I didn't mean to be dismissive. Like I said, I think it's useful for somebody. I just don't think it's useful to me


But as another commenter pointed out more idiomatic Rust == more borrow checking, less unsafe == more checks.

Is there really reason to believe that would be in advantage of Rust build times?

Ok, you say the proc macros you say.. but it also commented on, and also not unidiomatic?


Why would a project need to become "idiomatic Rust" for a Rust port to be useful?


To be useful as a comparison between implementation languages, it should be idiomatic. Otherwise it just tells you what it's like to transliterate one language into another, something which is usually only done for interop purposes - running on a platform which doesn't have a native compiler, or to enable native-level APIs when foreign function support is poor.

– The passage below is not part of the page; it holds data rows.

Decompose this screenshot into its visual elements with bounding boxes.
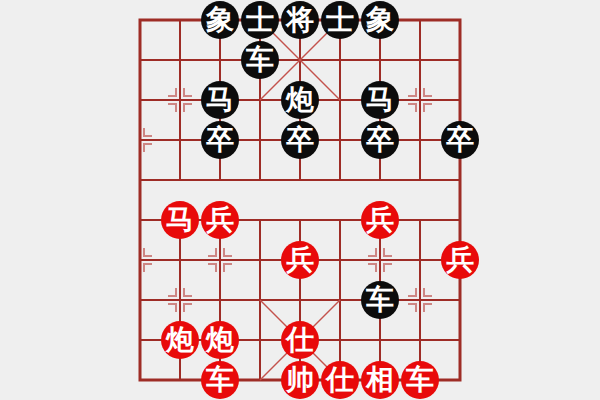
black-elephant[interactable]: 象 bbox=[201, 1, 239, 39]
board-cell: 卒 bbox=[200, 120, 240, 160]
board-cell: 仕 bbox=[280, 320, 320, 360]
red-soldier[interactable]: 兵 bbox=[201, 201, 239, 239]
board-cell: 车 bbox=[240, 40, 280, 80]
board-cell: 车 bbox=[360, 280, 400, 320]
board-cell: 将 bbox=[280, 0, 320, 40]
board-cell: 兵 bbox=[200, 200, 240, 240]
black-chariot[interactable]: 车 bbox=[361, 281, 399, 319]
black-elephant[interactable]: 象 bbox=[361, 1, 399, 39]
board-cell: 炮 bbox=[200, 320, 240, 360]
board-cell: 马 bbox=[160, 200, 200, 240]
board-cell: 炮 bbox=[160, 320, 200, 360]
board-cell: 仕 bbox=[320, 360, 360, 400]
red-soldier[interactable]: 兵 bbox=[361, 201, 399, 239]
board-cell: 马 bbox=[360, 80, 400, 120]
red-chariot[interactable]: 车 bbox=[401, 361, 439, 399]
board-area: 象士将士象车马炮马卒卒卒卒马兵兵兵兵车炮炮仕车帅仕相车 bbox=[0, 0, 600, 400]
black-soldier[interactable]: 卒 bbox=[201, 121, 239, 159]
board-cell: 卒 bbox=[360, 120, 400, 160]
red-soldier[interactable]: 兵 bbox=[441, 241, 479, 279]
red-cannon[interactable]: 炮 bbox=[161, 321, 199, 359]
black-soldier[interactable]: 卒 bbox=[441, 121, 479, 159]
board-cell: 卒 bbox=[440, 120, 480, 160]
black-soldier[interactable]: 卒 bbox=[281, 121, 319, 159]
black-soldier[interactable]: 卒 bbox=[361, 121, 399, 159]
board-cell: 马 bbox=[200, 80, 240, 120]
board: 象士将士象车马炮马卒卒卒卒马兵兵兵兵车炮炮仕车帅仕相车 bbox=[120, 0, 480, 400]
board-cell: 帅 bbox=[280, 360, 320, 400]
red-horse[interactable]: 马 bbox=[161, 201, 199, 239]
board-cell: 炮 bbox=[280, 80, 320, 120]
black-advisor[interactable]: 士 bbox=[241, 1, 279, 39]
red-advisor[interactable]: 仕 bbox=[281, 321, 319, 359]
board-cell: 象 bbox=[200, 0, 240, 40]
board-cell: 士 bbox=[240, 0, 280, 40]
board-cell: 兵 bbox=[440, 240, 480, 280]
board-cell: 士 bbox=[320, 0, 360, 40]
black-chariot[interactable]: 车 bbox=[241, 41, 279, 79]
black-horse[interactable]: 马 bbox=[201, 81, 239, 119]
red-advisor[interactable]: 仕 bbox=[321, 361, 359, 399]
board-cell: 车 bbox=[200, 360, 240, 400]
red-cannon[interactable]: 炮 bbox=[201, 321, 239, 359]
red-soldier[interactable]: 兵 bbox=[281, 241, 319, 279]
board-cell: 兵 bbox=[360, 200, 400, 240]
black-cannon[interactable]: 炮 bbox=[281, 81, 319, 119]
board-cell: 相 bbox=[360, 360, 400, 400]
red-general[interactable]: 帅 bbox=[281, 361, 319, 399]
red-elephant[interactable]: 相 bbox=[361, 361, 399, 399]
black-general[interactable]: 将 bbox=[281, 1, 319, 39]
black-horse[interactable]: 马 bbox=[361, 81, 399, 119]
black-advisor[interactable]: 士 bbox=[321, 1, 359, 39]
red-chariot[interactable]: 车 bbox=[201, 361, 239, 399]
board-cell: 象 bbox=[360, 0, 400, 40]
board-cell: 车 bbox=[400, 360, 440, 400]
board-cell: 卒 bbox=[280, 120, 320, 160]
board-cell: 兵 bbox=[280, 240, 320, 280]
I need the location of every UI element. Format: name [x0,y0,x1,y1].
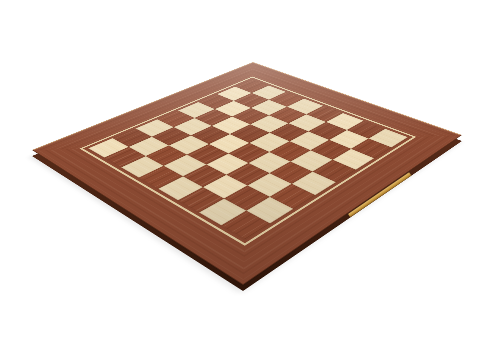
chessboard [32,62,462,285]
chessboard-product-photo [0,0,480,350]
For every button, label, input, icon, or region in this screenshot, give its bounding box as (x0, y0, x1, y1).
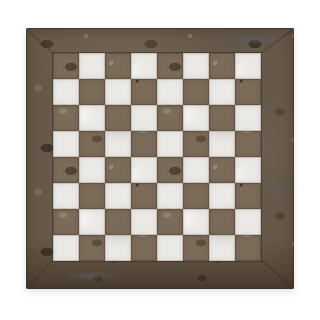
chess-board (26, 28, 294, 289)
square-h3 (235, 183, 261, 209)
square-b2 (79, 209, 105, 235)
square-b3 (79, 183, 105, 209)
square-a5 (53, 131, 79, 157)
square-a3 (53, 183, 79, 209)
square-h6 (235, 105, 261, 131)
frame-miter-top-left (26, 28, 54, 54)
square-c3 (105, 183, 131, 209)
square-c4 (105, 157, 131, 183)
square-g6 (209, 105, 235, 131)
square-c1 (105, 235, 131, 261)
square-a4 (53, 157, 79, 183)
square-g3 (209, 183, 235, 209)
square-e3 (157, 183, 183, 209)
square-e5 (157, 131, 183, 157)
square-a2 (53, 209, 79, 235)
square-f8 (183, 53, 209, 79)
square-g8 (209, 53, 235, 79)
square-d4 (131, 157, 157, 183)
square-b4 (79, 157, 105, 183)
square-b7 (79, 79, 105, 105)
square-h5 (235, 131, 261, 157)
square-e4 (157, 157, 183, 183)
square-f7 (183, 79, 209, 105)
square-g5 (209, 131, 235, 157)
square-f6 (183, 105, 209, 131)
square-a8 (53, 53, 79, 79)
square-g4 (209, 157, 235, 183)
square-a1 (53, 235, 79, 261)
square-d1 (131, 235, 157, 261)
square-c6 (105, 105, 131, 131)
square-b5 (79, 131, 105, 157)
square-h1 (235, 235, 261, 261)
square-e2 (157, 209, 183, 235)
frame-miter-bottom-left (26, 260, 53, 289)
square-c2 (105, 209, 131, 235)
square-f1 (183, 235, 209, 261)
square-b8 (79, 53, 105, 79)
square-f2 (183, 209, 209, 235)
square-d8 (131, 53, 157, 79)
square-c7 (105, 79, 131, 105)
square-e7 (157, 79, 183, 105)
product-photo (0, 0, 320, 320)
square-g2 (209, 209, 235, 235)
square-f3 (183, 183, 209, 209)
square-h7 (235, 79, 261, 105)
square-g1 (209, 235, 235, 261)
square-a6 (53, 105, 79, 131)
square-c5 (105, 131, 131, 157)
square-d3 (131, 183, 157, 209)
square-e6 (157, 105, 183, 131)
square-d5 (131, 131, 157, 157)
square-h2 (235, 209, 261, 235)
square-d6 (131, 105, 157, 131)
square-g7 (209, 79, 235, 105)
square-b6 (79, 105, 105, 131)
square-d2 (131, 209, 157, 235)
square-b1 (79, 235, 105, 261)
square-d7 (131, 79, 157, 105)
frame-miter-bottom-right (260, 259, 294, 289)
square-a7 (53, 79, 79, 105)
board-field (53, 53, 261, 261)
square-c8 (105, 53, 131, 79)
square-f5 (183, 131, 209, 157)
square-e8 (157, 53, 183, 79)
square-h8 (235, 53, 261, 79)
square-h4 (235, 157, 261, 183)
frame-miter-top-right (261, 28, 294, 53)
square-e1 (157, 235, 183, 261)
square-f4 (183, 157, 209, 183)
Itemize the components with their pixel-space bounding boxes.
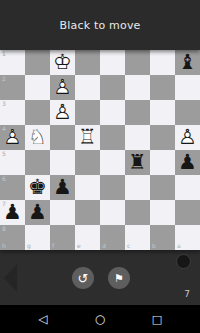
square-c2[interactable] — [125, 75, 150, 100]
square-a3[interactable] — [175, 100, 200, 125]
square-a8[interactable]: a — [175, 225, 200, 250]
square-a5[interactable]: ♟ — [175, 150, 200, 175]
square-g1[interactable] — [25, 50, 50, 75]
piece-white-rook: ♜♖ — [75, 125, 100, 150]
square-h4[interactable]: 4♟♙ — [0, 125, 25, 150]
square-d6[interactable] — [100, 175, 125, 200]
square-g5[interactable] — [25, 150, 50, 175]
piece-white-king: ♚♔ — [50, 50, 75, 75]
chess-board: 1♚♔♝2♟♙3♟♙4♟♙♞♘♜♖♟♙5♜♟6♚♟7♟♟8hgfedcba — [0, 50, 200, 250]
square-f8[interactable]: f — [50, 225, 75, 250]
rank-label: 2 — [2, 76, 6, 82]
square-h1[interactable]: 1 — [0, 50, 25, 75]
square-c8[interactable]: c — [125, 225, 150, 250]
piece-glyph: ♙ — [50, 100, 75, 125]
piece-glyph: ♔ — [50, 50, 75, 75]
square-f4[interactable] — [50, 125, 75, 150]
rank-label: 8 — [2, 226, 6, 232]
rank-label: 1 — [2, 51, 6, 57]
square-a1[interactable]: ♝ — [175, 50, 200, 75]
square-d7[interactable] — [100, 200, 125, 225]
square-c7[interactable] — [125, 200, 150, 225]
flag-icon: ⚑ — [114, 272, 124, 285]
android-navbar: ◁ ○ □ — [0, 305, 200, 333]
square-g7[interactable]: ♟ — [25, 200, 50, 225]
piece-glyph: ♖ — [75, 125, 100, 150]
piece-white-pawn: ♟♙ — [175, 125, 200, 150]
piece-black-rook: ♜ — [125, 150, 150, 175]
square-f7[interactable] — [50, 200, 75, 225]
piece-glyph: ♝ — [175, 50, 200, 75]
file-label: a — [177, 243, 181, 249]
square-g3[interactable] — [25, 100, 50, 125]
file-label: g — [27, 243, 31, 249]
rank-label: 4 — [2, 126, 6, 132]
square-d4[interactable] — [100, 125, 125, 150]
square-e1[interactable] — [75, 50, 100, 75]
square-b2[interactable] — [150, 75, 175, 100]
square-e7[interactable] — [75, 200, 100, 225]
square-e3[interactable] — [75, 100, 100, 125]
piece-black-king: ♚ — [25, 175, 50, 200]
square-e4[interactable]: ♜♖ — [75, 125, 100, 150]
square-h2[interactable]: 2 — [0, 75, 25, 100]
chevron-left-icon — [4, 264, 17, 292]
piece-glyph: ♙ — [50, 75, 75, 100]
square-g6[interactable]: ♚ — [25, 175, 50, 200]
square-a7[interactable] — [175, 200, 200, 225]
page-title: Black to move — [59, 19, 140, 32]
square-f6[interactable]: ♟ — [50, 175, 75, 200]
square-d1[interactable] — [100, 50, 125, 75]
piece-black-bishop: ♝ — [175, 50, 200, 75]
square-b8[interactable]: b — [150, 225, 175, 250]
piece-black-pawn: ♟ — [50, 175, 75, 200]
square-c1[interactable] — [125, 50, 150, 75]
square-e2[interactable] — [75, 75, 100, 100]
piece-glyph: ♟ — [25, 200, 50, 225]
square-b5[interactable] — [150, 150, 175, 175]
square-d8[interactable]: d — [100, 225, 125, 250]
square-h8[interactable]: 8h — [0, 225, 25, 250]
piece-glyph: ♙ — [0, 125, 25, 150]
app-window: Black to move 1♚♔♝2♟♙3♟♙4♟♙♞♘♜♖♟♙5♜♟6♚♟7… — [0, 0, 200, 333]
square-d5[interactable] — [100, 150, 125, 175]
square-h7[interactable]: 7♟ — [0, 200, 25, 225]
rank-label: 6 — [2, 176, 6, 182]
square-a2[interactable] — [175, 75, 200, 100]
piece-fill: ♜ — [75, 125, 100, 150]
puzzle-counter: 7 — [184, 289, 190, 299]
square-e8[interactable]: e — [75, 225, 100, 250]
piece-white-pawn: ♟♙ — [50, 100, 75, 125]
flag-button[interactable]: ⚑ — [108, 267, 130, 289]
piece-black-pawn: ♟ — [0, 200, 25, 225]
undo-button[interactable]: ↺ — [72, 267, 94, 289]
piece-fill: ♟ — [50, 75, 75, 100]
square-c4[interactable] — [125, 125, 150, 150]
square-f1[interactable]: ♚♔ — [50, 50, 75, 75]
piece-glyph: ♟ — [0, 200, 25, 225]
square-g8[interactable]: g — [25, 225, 50, 250]
home-icon[interactable]: ○ — [94, 313, 107, 325]
piece-glyph: ♘ — [25, 125, 50, 150]
square-d3[interactable] — [100, 100, 125, 125]
square-c5[interactable]: ♜ — [125, 150, 150, 175]
rank-label: 7 — [2, 201, 6, 207]
square-g2[interactable] — [25, 75, 50, 100]
square-h5[interactable]: 5 — [0, 150, 25, 175]
square-c6[interactable] — [125, 175, 150, 200]
file-label: b — [152, 243, 156, 249]
square-d2[interactable] — [100, 75, 125, 100]
bottom-bar: ↺ ⚑ 7 — [0, 250, 200, 305]
file-label: h — [2, 243, 6, 249]
piece-glyph: ♟ — [50, 175, 75, 200]
piece-black-pawn: ♟ — [25, 200, 50, 225]
app-header: Black to move — [0, 0, 200, 50]
square-b1[interactable] — [150, 50, 175, 75]
undo-icon: ↺ — [78, 271, 89, 286]
piece-glyph: ♜ — [125, 150, 150, 175]
piece-white-pawn: ♟♙ — [0, 125, 25, 150]
square-b6[interactable] — [150, 175, 175, 200]
piece-white-pawn: ♟♙ — [50, 75, 75, 100]
piece-glyph: ♟ — [175, 150, 200, 175]
rank-label: 5 — [2, 151, 6, 157]
square-a4[interactable]: ♟♙ — [175, 125, 200, 150]
square-e5[interactable] — [75, 150, 100, 175]
square-e6[interactable] — [75, 175, 100, 200]
file-label: e — [77, 243, 81, 249]
square-f2[interactable]: ♟♙ — [50, 75, 75, 100]
back-icon[interactable]: ◁ — [37, 313, 50, 325]
square-f5[interactable] — [50, 150, 75, 175]
piece-fill: ♞ — [25, 125, 50, 150]
square-b3[interactable] — [150, 100, 175, 125]
square-h3[interactable]: 3 — [0, 100, 25, 125]
turn-indicator-black — [176, 254, 191, 269]
square-c3[interactable] — [125, 100, 150, 125]
square-a6[interactable] — [175, 175, 200, 200]
piece-fill: ♟ — [0, 125, 25, 150]
piece-glyph: ♙ — [175, 125, 200, 150]
piece-fill: ♟ — [50, 100, 75, 125]
square-f3[interactable]: ♟♙ — [50, 100, 75, 125]
recents-icon[interactable]: □ — [151, 314, 164, 325]
square-g4[interactable]: ♞♘ — [25, 125, 50, 150]
piece-fill: ♟ — [175, 125, 200, 150]
file-label: c — [127, 243, 130, 249]
square-b7[interactable] — [150, 200, 175, 225]
piece-fill: ♚ — [50, 50, 75, 75]
square-h6[interactable]: 6 — [0, 175, 25, 200]
piece-glyph: ♚ — [25, 175, 50, 200]
file-label: f — [52, 243, 54, 249]
piece-black-pawn: ♟ — [175, 150, 200, 175]
file-label: d — [102, 243, 106, 249]
square-b4[interactable] — [150, 125, 175, 150]
rank-label: 3 — [2, 101, 6, 107]
piece-white-knight: ♞♘ — [25, 125, 50, 150]
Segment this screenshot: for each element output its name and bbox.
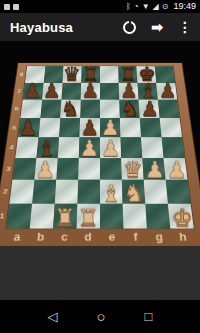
wifi-icon: ▼ xyxy=(142,3,150,11)
app-bar: Hayabusa ➡ ⋮ xyxy=(0,13,200,41)
white-rook[interactable]: ♜ xyxy=(77,206,99,230)
white-pawn[interactable]: ♟ xyxy=(101,117,120,138)
board-square-e8[interactable] xyxy=(100,66,119,82)
board-square-d1[interactable]: ♜ xyxy=(77,203,100,228)
board-square-c7[interactable] xyxy=(61,83,81,100)
board-square-a2[interactable] xyxy=(9,180,34,203)
app-window: ᛒ ◔ ▼ ◢ ⊙ 19:49 Hayabusa ➡ ⋮ 87654321 ♛♜… xyxy=(0,0,200,333)
black-pawn[interactable]: ♟ xyxy=(81,81,99,101)
board-square-e5[interactable]: ♟ xyxy=(100,118,121,137)
board-tray xyxy=(0,246,200,300)
board-square-d2[interactable] xyxy=(77,180,100,203)
file-label-b: b xyxy=(28,228,53,246)
board-square-e3[interactable] xyxy=(100,158,122,180)
file-labels: abcdefgh xyxy=(4,228,196,246)
board-square-c2[interactable] xyxy=(55,180,78,203)
board-square-e2[interactable]: ♝ xyxy=(100,180,123,203)
board-square-a4[interactable] xyxy=(15,137,38,158)
board-square-c4[interactable] xyxy=(58,137,80,158)
board-scene: 87654321 ♛♜♜♚♟♟♟♟♝♟♞♞♟♟♟♟♝♟♟♟♛♟♟♝♞♜♜♚ ab… xyxy=(0,41,200,246)
black-pawn[interactable]: ♟ xyxy=(18,117,37,138)
board-square-h8[interactable] xyxy=(155,66,175,82)
black-bishop[interactable]: ♝ xyxy=(37,137,57,159)
board-square-f8[interactable]: ♜ xyxy=(118,66,137,82)
board-square-g4[interactable] xyxy=(141,137,163,158)
black-queen[interactable]: ♛ xyxy=(63,64,81,84)
white-knight[interactable]: ♞ xyxy=(123,181,144,205)
board-square-e4[interactable]: ♟ xyxy=(100,137,121,158)
board-square-h7[interactable]: ♟ xyxy=(156,83,177,100)
file-label-a: a xyxy=(4,228,30,246)
board-square-a1[interactable] xyxy=(6,203,32,228)
white-pawn[interactable]: ♟ xyxy=(101,137,121,159)
power-icon[interactable] xyxy=(123,21,136,34)
board-square-b4[interactable]: ♝ xyxy=(36,137,58,158)
board-square-b7[interactable]: ♟ xyxy=(42,83,62,100)
board-square-d7[interactable]: ♟ xyxy=(81,83,100,100)
status-clock: 19:49 xyxy=(173,2,196,11)
alarm-icon: ◔ xyxy=(134,3,139,11)
black-knight[interactable]: ♞ xyxy=(121,98,140,119)
board-square-g3[interactable]: ♟ xyxy=(142,158,165,180)
board-square-h5[interactable] xyxy=(160,118,182,137)
black-rook[interactable]: ♜ xyxy=(82,64,100,84)
board-square-f6[interactable]: ♞ xyxy=(119,100,139,118)
board-square-h1[interactable]: ♚ xyxy=(168,203,194,228)
overflow-menu-icon[interactable]: ⋮ xyxy=(178,20,192,34)
board-square-h6[interactable] xyxy=(158,100,180,118)
white-king[interactable]: ♚ xyxy=(171,206,193,230)
board-square-h3[interactable]: ♟ xyxy=(164,158,188,180)
white-queen[interactable]: ♛ xyxy=(123,158,143,181)
file-label-g: g xyxy=(147,228,172,246)
board-square-e1[interactable] xyxy=(100,203,123,228)
white-pawn[interactable]: ♟ xyxy=(145,158,165,181)
file-label-f: f xyxy=(123,228,148,246)
notification-icon xyxy=(4,4,10,10)
file-label-d: d xyxy=(76,228,100,246)
black-pawn[interactable]: ♟ xyxy=(159,81,177,101)
black-rook[interactable]: ♜ xyxy=(119,64,137,84)
board-square-d3[interactable] xyxy=(78,158,100,180)
white-pawn[interactable]: ♟ xyxy=(166,158,186,181)
board-square-a5[interactable]: ♟ xyxy=(18,118,40,137)
black-pawn[interactable]: ♟ xyxy=(141,98,160,119)
file-label-e: e xyxy=(100,228,124,246)
board-square-b8[interactable] xyxy=(44,66,64,82)
board-square-g5[interactable] xyxy=(140,118,162,137)
board-square-d4[interactable]: ♟ xyxy=(79,137,100,158)
board-square-h4[interactable] xyxy=(162,137,185,158)
board-square-b2[interactable] xyxy=(32,180,56,203)
bluetooth-icon: ᛒ xyxy=(126,3,131,11)
board-square-f4[interactable] xyxy=(121,137,143,158)
notification-icon xyxy=(13,4,19,10)
black-pawn[interactable]: ♟ xyxy=(80,117,99,138)
board-square-f1[interactable] xyxy=(123,203,147,228)
board-square-g6[interactable]: ♟ xyxy=(139,100,160,118)
board-square-a7[interactable]: ♟ xyxy=(23,83,44,100)
board-square-f7[interactable]: ♟ xyxy=(119,83,139,100)
page-title: Hayabusa xyxy=(10,20,73,35)
board-square-f3[interactable]: ♛ xyxy=(121,158,144,180)
white-rook[interactable]: ♜ xyxy=(54,206,76,230)
board-square-b1[interactable] xyxy=(30,203,55,228)
board-square-a3[interactable] xyxy=(12,158,36,180)
black-pawn[interactable]: ♟ xyxy=(43,81,61,101)
forward-arrow-icon[interactable]: ➡ xyxy=(151,20,163,34)
board-square-g2[interactable] xyxy=(144,180,168,203)
board-square-c5[interactable] xyxy=(59,118,80,137)
board-square-g7[interactable]: ♝ xyxy=(138,83,158,100)
board-area: 87654321 ♛♜♜♚♟♟♟♟♝♟♞♞♟♟♟♟♝♟♟♟♛♟♟♝♞♜♜♚ ab… xyxy=(0,41,200,300)
board-square-c3[interactable] xyxy=(56,158,79,180)
board-square-b5[interactable] xyxy=(38,118,60,137)
board-square-c6[interactable]: ♞ xyxy=(60,100,80,118)
data-saver-icon: ⊙ xyxy=(162,3,169,11)
black-pawn[interactable]: ♟ xyxy=(23,81,41,101)
white-pawn[interactable]: ♟ xyxy=(35,158,55,181)
board-square-e6[interactable] xyxy=(100,100,120,118)
white-bishop[interactable]: ♝ xyxy=(101,181,122,205)
white-pawn[interactable]: ♟ xyxy=(79,137,99,159)
file-label-c: c xyxy=(52,228,77,246)
status-notification-icons xyxy=(4,4,19,10)
black-bishop[interactable]: ♝ xyxy=(139,81,157,101)
android-nav-bar: ◁ ○ □ xyxy=(0,300,200,333)
file-label-h: h xyxy=(170,228,196,246)
board-square-a6[interactable] xyxy=(20,100,42,118)
board-square-g8[interactable]: ♚ xyxy=(136,66,156,82)
back-button[interactable]: ◁ xyxy=(48,310,58,323)
recents-button[interactable]: □ xyxy=(145,310,153,323)
board-square-e7[interactable] xyxy=(100,83,119,100)
black-king[interactable]: ♚ xyxy=(138,64,156,84)
board-square-c8[interactable]: ♛ xyxy=(62,66,81,82)
black-knight[interactable]: ♞ xyxy=(61,98,80,119)
status-bar: ᛒ ◔ ▼ ◢ ⊙ 19:49 xyxy=(0,0,200,13)
board-square-d6[interactable] xyxy=(80,100,100,118)
board-square-c1[interactable]: ♜ xyxy=(53,203,77,228)
board-square-f2[interactable]: ♞ xyxy=(122,180,145,203)
board-square-h2[interactable] xyxy=(166,180,191,203)
status-system-icons: ᛒ ◔ ▼ ◢ ⊙ 19:49 xyxy=(126,2,196,11)
board-square-a8[interactable] xyxy=(25,66,45,82)
signal-icon: ◢ xyxy=(153,3,159,11)
board-square-d8[interactable]: ♜ xyxy=(81,66,100,82)
black-pawn[interactable]: ♟ xyxy=(120,81,138,101)
board-square-d5[interactable]: ♟ xyxy=(79,118,100,137)
chess-board[interactable]: 87654321 ♛♜♜♚♟♟♟♟♝♟♞♞♟♟♟♟♝♟♟♟♛♟♟♝♞♜♜♚ ab… xyxy=(0,63,200,246)
board-square-b3[interactable]: ♟ xyxy=(34,158,57,180)
board-square-b6[interactable] xyxy=(40,100,61,118)
board-square-f5[interactable] xyxy=(120,118,141,137)
home-button[interactable]: ○ xyxy=(97,309,106,324)
board-square-g1[interactable] xyxy=(145,203,170,228)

Code size after transliteration is a race the target language can seldom win; abstractions that also exist (or close enough) in the target language get translated 1:1, abstractions which don't get broken down 1:n, and abstractions which exist in the target language but don't have analogues in the source language generally don't get used at all. It's hard to end up with a shorter program following this approach. Only boilerplate with redundant repetition and ceremony - code which has little functional effect other than to satisfy declaration order rules, symbol visibility and so on - can get eliminated.


My wording may have been unclear. I have no doubt you had good technical justification for this port. I'm purely talking about the experimental results regarding builds and toolchains here. For people starting a new project rather than porting, I don't think this is a useful data point


To avoid being hounded by the purity police, of course!